All these animal attacks were going through my mind in the dark contrast between headlamp and night. It made me a little nervy. Moths the size of dinner plates made bee-lines for the bike from the front (strange that bees don't do this, then?) and one managed to lodge it's impacted body inn the fold of my knee protector for later close examination in my living room - still twitching...

Reluctant Return


At Droxford I turned round and drifted back to the peninsular. I was having some fun - and we don't get to hook up together for a pointless ride, Shadowfax and I. Again, I missed the turning for home and chose instead to cruise through the town. It may have been for the joy of the ride or to stay out the house after a whole day with the kids, but it was now 15'C; balmy, and quiet at 10pm. A joy.

Vibes


By the beach I pulled over to turn on the iPod: a second experiment with this.
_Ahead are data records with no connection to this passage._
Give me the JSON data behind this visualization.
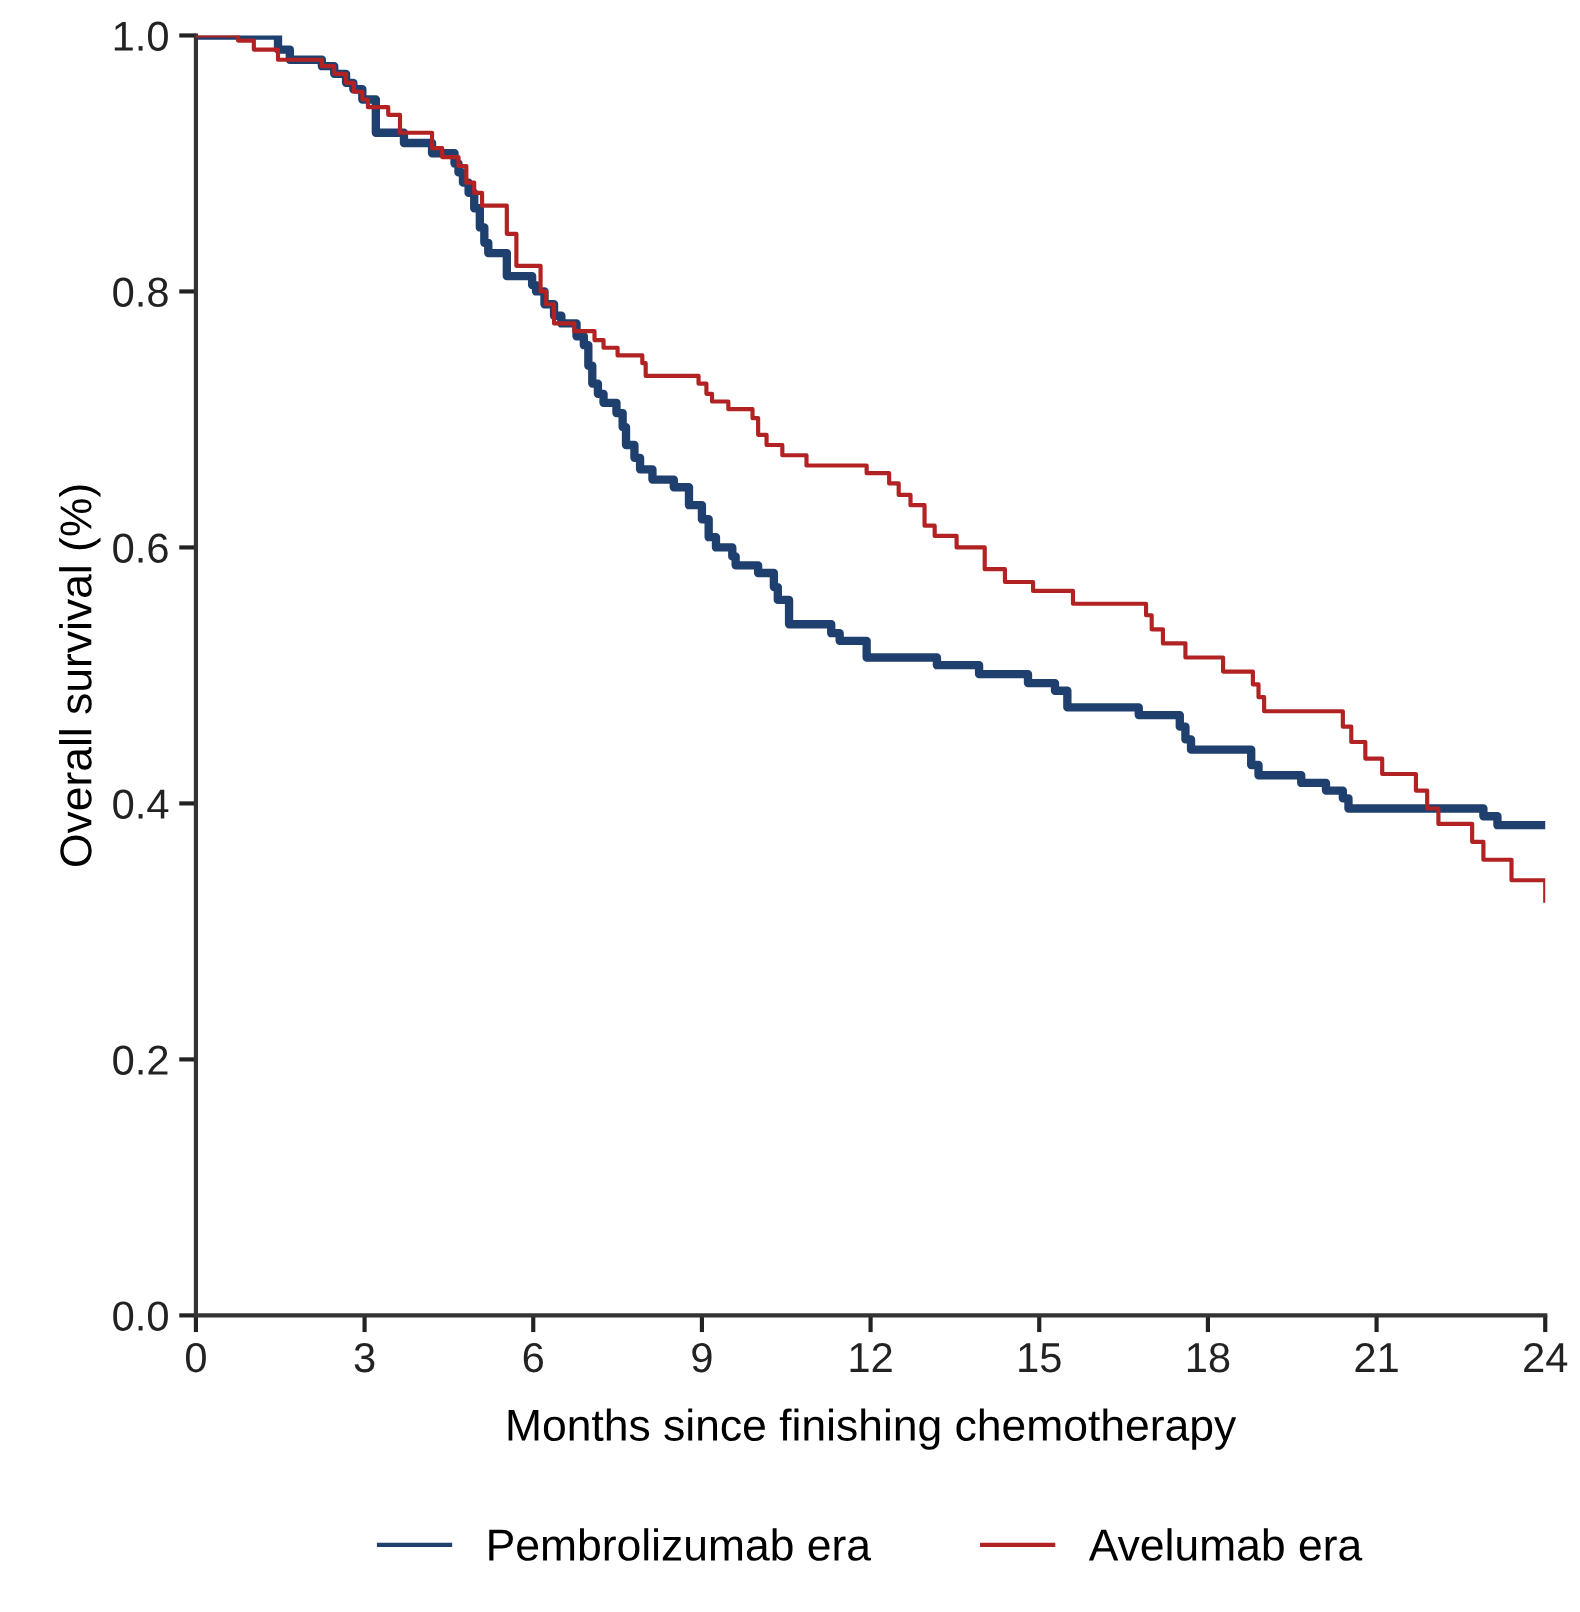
{
  "chart_data": {
    "type": "step",
    "xlabel": "Months since finishing chemotherapy",
    "ylabel": "Overall survival (%)",
    "xlim": [
      0,
      24
    ],
    "xticks": [
      0,
      3,
      6,
      9,
      12,
      15,
      18,
      21,
      24
    ],
    "ylim": [
      0,
      1.0
    ],
    "yticks": [
      {
        "value": 0,
        "label": "0.0"
      },
      {
        "value": 0.2,
        "label": "0.2"
      },
      {
        "value": 0.4,
        "label": "0.4"
      },
      {
        "value": 0.6,
        "label": "0.6"
      },
      {
        "value": 0.8,
        "label": "0.8"
      },
      {
        "value": 1.0,
        "label": "1.0"
      }
    ],
    "grid": false,
    "legend": "bottom",
    "line_style": "solid",
    "marker": "none",
    "series": [
      {
        "name": "Pembrolizumab era",
        "color": "#1f3f6e",
        "x": [
          0,
          1.46,
          1.67,
          2.24,
          2.46,
          2.67,
          2.8,
          2.96,
          3.2,
          3.7,
          4.2,
          4.6,
          4.67,
          4.75,
          4.85,
          4.95,
          5.05,
          5.13,
          5.2,
          5.53,
          5.98,
          6.05,
          6.2,
          6.37,
          6.5,
          6.77,
          6.9,
          6.98,
          7.05,
          7.15,
          7.25,
          7.48,
          7.59,
          7.65,
          7.8,
          7.9,
          8.12,
          8.5,
          8.77,
          9.0,
          9.12,
          9.25,
          9.54,
          9.6,
          10.0,
          10.28,
          10.35,
          10.55,
          11.3,
          11.45,
          11.93,
          13.18,
          13.93,
          14.8,
          15.28,
          15.5,
          16.77,
          17.5,
          17.6,
          17.7,
          18.77,
          18.9,
          19.66,
          20.1,
          20.4,
          20.5,
          22.9,
          23.15,
          24.0
        ],
        "values": [
          1.0,
          0.989,
          0.981,
          0.976,
          0.97,
          0.963,
          0.958,
          0.95,
          0.924,
          0.916,
          0.908,
          0.9,
          0.893,
          0.885,
          0.877,
          0.865,
          0.85,
          0.838,
          0.83,
          0.812,
          0.805,
          0.8,
          0.79,
          0.781,
          0.775,
          0.765,
          0.758,
          0.742,
          0.728,
          0.72,
          0.713,
          0.705,
          0.694,
          0.68,
          0.67,
          0.661,
          0.653,
          0.647,
          0.633,
          0.622,
          0.608,
          0.6,
          0.593,
          0.586,
          0.58,
          0.569,
          0.559,
          0.54,
          0.533,
          0.527,
          0.514,
          0.508,
          0.501,
          0.494,
          0.488,
          0.475,
          0.469,
          0.46,
          0.45,
          0.442,
          0.43,
          0.422,
          0.416,
          0.41,
          0.404,
          0.396,
          0.39,
          0.383,
          0.383
        ]
      },
      {
        "name": "Avelumab era",
        "color": "#b22222",
        "x": [
          0,
          0.75,
          1.03,
          1.46,
          2.24,
          2.46,
          2.67,
          2.81,
          2.96,
          3.06,
          3.42,
          3.63,
          4.2,
          4.38,
          4.67,
          4.81,
          4.95,
          5.09,
          5.53,
          5.7,
          6.13,
          6.23,
          6.37,
          6.73,
          7.09,
          7.25,
          7.5,
          7.94,
          8.0,
          8.94,
          9.08,
          9.18,
          9.47,
          9.9,
          10.0,
          10.15,
          10.43,
          10.86,
          11.93,
          12.33,
          12.5,
          12.71,
          12.96,
          13.14,
          13.53,
          14.03,
          14.39,
          14.89,
          15.6,
          16.9,
          17.0,
          17.2,
          17.6,
          18.27,
          18.8,
          18.9,
          19.0,
          20.4,
          20.55,
          20.8,
          21.1,
          21.7,
          21.9,
          22.1,
          22.7,
          22.9,
          23.4,
          24.0
        ],
        "values": [
          1.0,
          0.996,
          0.989,
          0.981,
          0.976,
          0.97,
          0.963,
          0.956,
          0.95,
          0.944,
          0.938,
          0.924,
          0.912,
          0.905,
          0.898,
          0.885,
          0.877,
          0.867,
          0.845,
          0.82,
          0.8,
          0.79,
          0.775,
          0.769,
          0.762,
          0.756,
          0.75,
          0.744,
          0.734,
          0.728,
          0.72,
          0.714,
          0.708,
          0.701,
          0.688,
          0.68,
          0.672,
          0.664,
          0.658,
          0.65,
          0.641,
          0.633,
          0.617,
          0.609,
          0.6,
          0.583,
          0.573,
          0.566,
          0.556,
          0.547,
          0.536,
          0.525,
          0.514,
          0.503,
          0.493,
          0.483,
          0.472,
          0.46,
          0.448,
          0.435,
          0.423,
          0.41,
          0.396,
          0.384,
          0.37,
          0.356,
          0.34,
          0.324
        ]
      }
    ]
  }
}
The first was last week while visiting Jules at his new pad not far from where we live. I had put on the noise-occluding earphones and put some Aerosmith through them. I found it far too distracting and with no immediate access to controls other than a click switch dangling somewhere beneath the helmet area to add a pause I found it disconcerting.

Just now though, I turned on some gentle Enya vibes at moderate volume. I could still hear the engine notes and wind noise but had a "just-right" amount of music filtering in. Sweet. I may try this on the commute; perhaps some Podcasts, or something. I've played most of my 400-odd CDs during the commute in the cars and need something new.